# Dry Taned Capes?



## JerseyJays (Jul 12, 2008)

i get all my tanned capes done dry.

i put a handfull of salt in a 5gallon water in the sink, let it soak for halfhour- an hr, then squeeze out or spin dry, then air tight in a plastic bag, place in refrigerator or just on your floor overnight, next morning freeze, thaw out when ready to use.

(each tannery has its own method of rehydrating, ask the buyer who tanned it and if they have their method... OR my method abover might work for all.. im not quite sure. I used my method for dry tanned stuff i bought and have not had a problem yet..)


----------



## Thingypro3 (Sep 8, 2009)

I mount all mine dry! I use borax


----------



## M.Magis (Oct 2, 2003)

Thingypro3 said:


> I mount all mine dry! I use borax


That's not quite the same thing. :wink:


----------



## dorkbuck33 (Sep 12, 2011)

JerseyJays said:


> i get all my tanned capes done dry.
> 
> i put a handfull of salt in a 5gallon water in the sink, let it soak for halfhour- an hr, then squeeze out or spin dry, then air tight in a plastic bag, place in refrigerator or just on your floor overnight, next morning freeze, thaw out when ready to use.
> 
> (each tannery has its own method of rehydrating, ask the buyer who tanned it and if they have their method... OR my method abover might work for all.. im not quite sure. I used my method for dry tanned stuff i bought and have not had a problem yet..)


x 2 he said everything .


----------



## TimberlandTaxi (Aug 29, 2009)

I would want to know when it was tanned, and if it has been more than a year I would ask the seller to hydrate the skin to be sure it doesn't fall apart or turn rubbery.


----------



## StraightShotSam (Aug 11, 2010)

Thanks guys, alot of good information!


----------



## JerseyJays (Jul 12, 2008)

i use the wildlife gallery.. and they dry tan my stuff. when i called to ask about their shelf life on their synthetic tan, I told them they tanned a fox for me a few yrs ago and they siad it should be fine 3,4,5+ years... IF NOT, they said i can send it back and they can RETAN it for me.. i never knew they could do that.. 

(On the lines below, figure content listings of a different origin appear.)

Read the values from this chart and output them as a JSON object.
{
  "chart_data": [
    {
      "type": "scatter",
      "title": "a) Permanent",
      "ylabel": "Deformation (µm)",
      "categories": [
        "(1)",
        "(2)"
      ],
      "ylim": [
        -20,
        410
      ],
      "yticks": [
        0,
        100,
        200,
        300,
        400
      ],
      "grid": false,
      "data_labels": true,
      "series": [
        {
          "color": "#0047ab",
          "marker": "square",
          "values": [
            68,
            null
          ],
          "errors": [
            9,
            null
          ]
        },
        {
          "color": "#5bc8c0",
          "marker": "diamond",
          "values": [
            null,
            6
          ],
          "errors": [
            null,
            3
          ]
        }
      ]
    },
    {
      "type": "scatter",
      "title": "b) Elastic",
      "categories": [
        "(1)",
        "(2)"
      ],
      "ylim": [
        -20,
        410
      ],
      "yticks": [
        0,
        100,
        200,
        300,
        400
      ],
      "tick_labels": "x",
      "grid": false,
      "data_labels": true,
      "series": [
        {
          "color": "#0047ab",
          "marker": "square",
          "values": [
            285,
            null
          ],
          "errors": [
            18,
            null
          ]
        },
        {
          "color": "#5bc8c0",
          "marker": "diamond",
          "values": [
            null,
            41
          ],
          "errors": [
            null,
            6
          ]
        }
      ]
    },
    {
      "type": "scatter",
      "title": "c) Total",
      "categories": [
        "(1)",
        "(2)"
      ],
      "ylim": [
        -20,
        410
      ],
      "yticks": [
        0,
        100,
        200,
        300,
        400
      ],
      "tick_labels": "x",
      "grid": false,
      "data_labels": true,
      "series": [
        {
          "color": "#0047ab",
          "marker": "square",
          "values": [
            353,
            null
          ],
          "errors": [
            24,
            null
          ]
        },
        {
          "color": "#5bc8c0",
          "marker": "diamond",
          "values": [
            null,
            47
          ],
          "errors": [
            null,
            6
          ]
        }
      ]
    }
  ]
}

so if its old, and you can get it cheap enough, maybe just have it retanned... they said they can do it to anyones tanning job, and will send it back as a rush order with no charge for retanned things..

it would have been best if i received it , rehydrated it, and froze it.. but for now its a wall hanger because i have no time to mount........


----------



## lkmn (Feb 28, 2006)

Get all my capes dry tanned as well. I put a small amount of salt & downy in the water and soak usually over night. The downy just gives it a nice clen smell!


----------



## TimberlandTaxi (Aug 29, 2009)

I wouldn't soak it overnight. You run the risk of water logging the skin. Just leave it in for an hour or two, let drip drain, then sweat it in a plastic bag for 12 - 36 hours.


----------



## lkmn (Feb 28, 2006)

usually ring out or run thru an old washer on spin cycle to get the water out!


----------



## Matt D (May 12, 2011)

Ditto on knowing how long it has been dry tanned, acid rot is not reversible. Dry tans that are kept in the freezer will keep indefinately just like a wet tan, when wrapped properly.


----------



## TrickEm (Feb 19, 2012)

there is nothing easy about mounting a deer dry are tanned it takes a lot of hands on time and then a hole lots more hands on time to be good at it is this your first time at mounting a deer


----------